Bunyi ponselku di atas meja makan rumah Karin sukses membuat kesibukan aku dan Karin di dapur teralihkan.

"Cek gih, siapa tau penting" Perintah Karin padaku.

Aku dengan tangan yang masih penuh dengan bekas adonan kue berjalan menghampiri benda itu.

Saat aku lihat, sosok nama yang sangat enggan aku dengar atau pun membacanya tertera di layar ponselku.

"Siapa Nab?" Tanya Karin kepo.

"Bu...bukan siapa-siapa" Jawabku cepat.

"Siapa sih?" Karin berjalan cepat ke arahku untuk mengetahui siapa sang penelepon.

"Yudha?" Karin sedikit terkejut saat menyadari hal itu.

"Udah matiin aja, tar mood lo jadi rusak Nab"

"Tapi gimana kalo penting, kata lo tadi gitu kan?"

"Nab, percaya sama gue. Lo kagak kapok apa sama kejadian kemaren?"

"Tapi Rin..."

"Nab!!, setau gue lo gak sebego ini, walau lo bego banget belajar matematika tapi lo masih ada otak buat mikir soal ini!!" Karin membentakku, tersirat api emosi dari pupil matanya yang dapat aku lihat dengan jelas.

Drrttt...

Sekali lagi ponselku berdering untuk kedua kalinya, masih dengan sang penelepon yang sama, Yudha.

Dengan tatapan sinis Karin yang terus mengintai, aku angkat panggilan telepon itu.

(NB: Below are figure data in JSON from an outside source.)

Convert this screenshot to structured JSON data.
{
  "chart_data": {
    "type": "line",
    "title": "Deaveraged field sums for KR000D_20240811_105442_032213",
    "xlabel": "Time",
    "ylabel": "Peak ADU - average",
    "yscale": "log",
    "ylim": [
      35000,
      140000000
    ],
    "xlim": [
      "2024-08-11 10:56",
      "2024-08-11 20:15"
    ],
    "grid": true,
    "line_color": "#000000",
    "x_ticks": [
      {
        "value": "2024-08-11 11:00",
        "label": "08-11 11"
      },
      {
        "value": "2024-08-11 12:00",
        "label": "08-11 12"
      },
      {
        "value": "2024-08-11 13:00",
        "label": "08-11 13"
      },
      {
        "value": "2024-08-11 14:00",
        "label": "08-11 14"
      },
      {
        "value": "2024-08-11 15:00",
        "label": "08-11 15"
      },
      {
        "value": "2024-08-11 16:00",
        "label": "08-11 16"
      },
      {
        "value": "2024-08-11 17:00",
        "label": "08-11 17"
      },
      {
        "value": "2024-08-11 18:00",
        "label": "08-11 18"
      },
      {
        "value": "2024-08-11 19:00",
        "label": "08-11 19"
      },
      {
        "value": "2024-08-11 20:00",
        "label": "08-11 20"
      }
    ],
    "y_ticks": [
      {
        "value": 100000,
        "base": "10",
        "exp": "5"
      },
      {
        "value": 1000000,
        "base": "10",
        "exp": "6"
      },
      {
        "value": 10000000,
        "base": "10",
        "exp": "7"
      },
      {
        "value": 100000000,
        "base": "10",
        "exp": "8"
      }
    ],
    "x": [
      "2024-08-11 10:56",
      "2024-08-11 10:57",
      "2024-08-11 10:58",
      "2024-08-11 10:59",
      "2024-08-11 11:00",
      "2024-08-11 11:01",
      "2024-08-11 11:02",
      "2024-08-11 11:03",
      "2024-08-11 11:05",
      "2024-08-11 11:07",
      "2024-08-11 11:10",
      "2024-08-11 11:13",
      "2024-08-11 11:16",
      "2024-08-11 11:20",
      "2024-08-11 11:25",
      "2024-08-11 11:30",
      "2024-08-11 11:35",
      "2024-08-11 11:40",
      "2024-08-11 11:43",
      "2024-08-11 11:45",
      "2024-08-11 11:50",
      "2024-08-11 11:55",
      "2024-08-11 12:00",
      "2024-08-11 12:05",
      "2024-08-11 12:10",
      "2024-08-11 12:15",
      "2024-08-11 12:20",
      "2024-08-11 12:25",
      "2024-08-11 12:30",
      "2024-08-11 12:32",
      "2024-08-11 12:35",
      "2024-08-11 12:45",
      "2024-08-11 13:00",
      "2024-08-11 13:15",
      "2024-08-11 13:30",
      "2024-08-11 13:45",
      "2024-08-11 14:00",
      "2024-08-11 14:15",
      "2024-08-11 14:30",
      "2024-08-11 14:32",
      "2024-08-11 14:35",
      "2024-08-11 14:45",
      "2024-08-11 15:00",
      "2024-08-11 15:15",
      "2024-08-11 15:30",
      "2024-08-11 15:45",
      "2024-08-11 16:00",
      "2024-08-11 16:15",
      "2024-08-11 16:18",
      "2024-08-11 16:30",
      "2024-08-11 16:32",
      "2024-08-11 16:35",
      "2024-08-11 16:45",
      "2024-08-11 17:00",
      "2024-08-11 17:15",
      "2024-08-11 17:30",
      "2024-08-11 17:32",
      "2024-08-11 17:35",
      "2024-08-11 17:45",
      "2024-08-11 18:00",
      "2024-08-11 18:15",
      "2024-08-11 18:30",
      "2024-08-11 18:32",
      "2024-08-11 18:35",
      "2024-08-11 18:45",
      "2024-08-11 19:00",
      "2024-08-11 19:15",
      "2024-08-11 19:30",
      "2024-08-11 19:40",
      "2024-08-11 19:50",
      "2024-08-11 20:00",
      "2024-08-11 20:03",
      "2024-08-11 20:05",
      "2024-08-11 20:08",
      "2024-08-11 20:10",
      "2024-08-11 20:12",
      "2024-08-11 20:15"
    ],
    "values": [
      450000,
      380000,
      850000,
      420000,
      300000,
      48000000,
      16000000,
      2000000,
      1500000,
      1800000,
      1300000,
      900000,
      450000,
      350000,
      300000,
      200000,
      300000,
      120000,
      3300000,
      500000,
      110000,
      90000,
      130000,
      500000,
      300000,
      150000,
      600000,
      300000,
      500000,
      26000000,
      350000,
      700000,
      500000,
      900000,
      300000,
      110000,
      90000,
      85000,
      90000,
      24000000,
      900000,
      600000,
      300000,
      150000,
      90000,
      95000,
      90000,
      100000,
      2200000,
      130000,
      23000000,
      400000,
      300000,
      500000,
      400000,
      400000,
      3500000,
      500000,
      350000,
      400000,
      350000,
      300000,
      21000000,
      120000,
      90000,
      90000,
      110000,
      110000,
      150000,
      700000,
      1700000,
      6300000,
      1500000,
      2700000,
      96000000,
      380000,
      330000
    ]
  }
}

Nabila : " Mau lo apa lagi sih?"
Yudha : "Nab, dengerin aku dulu. Aku perlu ngejelasin semuanya sama kamu"
Nabila : "Gak!!, gue gak perlu penjelasan yang gak guna dari lo!!"
Yudha : "Dengerin aku dulu Nab, aku mau ketemu sama kamu. Anggap aja ini jawaban buat semua pertanyaan kamu, aku mau kamu tau semuanya.
Yudha : "Aku tau kalo aku udah nyembunyiin ini semua dari kamu. Tapi pleasee, please dengerin penjelasan aku dulu"

Hening, tidak aku hiraukan kalimat panjang itu.

Yudha : "Temuin aku di Cafe Kenangan jam delapan malam ini. Aku perlu ngomong sama kamu"

Tanpa ingin mendengar suara itu lagi, ku matikan telepon itu dan langsung duduk dan meminun segelas air putih untuk menenangkan perasaanku.

"Ngomong apa dia?" Tanya Karin kemudian.